Нисколько не смущенный Шифф с достоинством откланялся, и делегация удалилась. А у Сергея Юльевича после этого разговора еще долго оставалось в душе нечто вроде отрыжки, как после дурно сваренного обеда, и каждый раз, когда пред ним вдруг спонтанно всплывало красивое, благообразное, со смеющимися глазами лицо Шиффа, он невольно морщился, как от зубной боли.

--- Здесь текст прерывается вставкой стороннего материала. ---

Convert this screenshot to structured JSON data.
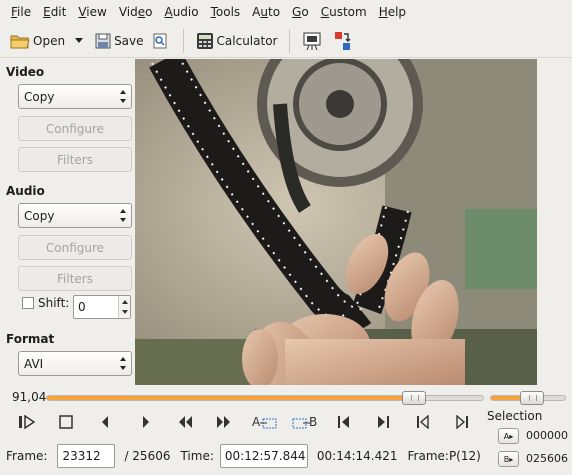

Мир с Японией оказалось заключить гораздо проще, чем с финансовыми олигархами Америки. Никто не ожидал, что японцы, претендовавшие и на весь Сахалин и Курилы, и на возмещение всех военных расходов Японии, и на выдачу русских судов, укрывшихся в нейтральных водах, и на то, чтобы не держать России флот на Дальнем Востоке, и на много чего еще, вдруг неожиданно для всех приняли русские условия без единой поправки. Это быстрое согласие, несовместимое, казалось бы, с недавними победоносными действиями японской армии, означало только одно: маленькая Япония, несмотря на все финансовые вливания Америки и Англии, конечно же долго не могла тягаться с гигантом-Россией, выдохлась, и только заключение мира спасло ее от финального поражения. Условия мира оказались столь малопредпочтительными для Японии, что глава японской делегации Комура вынужден был уйти в отставку, а в самой Японии после подписания договора разразилась буря негодования и протестов, даже траурные флаги вывешивали. Территориально мы уступили только южную часть Сахалина, и эта царская уступка была скорее подарком не японцам, а Рузвельту, страстно желавшему хоть чем-нибудь ублажить японцев.
После заключения мира показывали русскому министру американскую жизнь во всей красе, и многое удивляло Витте. И дурной, но дорогой стол, от которого пришлось в первые же дни приезда лечить желудок и сидеть на жесткой диете, и обед без скатерти на приеме у президента Рузвельта, и простые нравы у молодежи, позволявшие девушкам уходить чуть не до полуночи с молодыми людьми на прогулки. Поразило его и то, что американские студенты, ничуть не шокируясь, служили летом в ресторанах и гостиницах. (О, если бы нашему студенту предложили подобную сомнительную службу! За подобное предложение можно было бы получить и по шее. Ибо наш дикий, но гордый студент скорее умрет от голода, нежели пойдет в лакеи!) Но больше всего потрясло Витте даже не это. Спрашивал он у американских профессоров: возможны ли у них такие политические беспорядки в университетах, как в России, и что бы они сделали, если бы такое случилось? Долго не понимали, что он имеет в виду. А когда поняли, даже растерялись. Да для чего же устраивать беспорядки, когда студенты пришли учиться?! Да если бы такое немыслимое дело свершилось, сами студенты выбросили бы зачинщиков немедленно из университета вон!
Вот оно, оказывается, как в демократической стране! Воистину мы еще во всем азиаты!
Вернувшегося «со щитом» Витте царь наградил, возведя его в графское достоинство, правда, злые языки тут же окрестили его в насмешку графом Полусахалинским.
Что касается российского общества, оно по-прежнему негодовало. Оно негодовало по поводу войны, негодовало и по поводу мира. Оно негодовало теперь онтологически и перманентно, по принципу – что бы ни делало «это» правительство, все ужасно, потому что Россия с «этим царем», с «этим правительством», с «этим режимом» никогда не будет Европой, а только тюрьмой народов и мировым жандармом.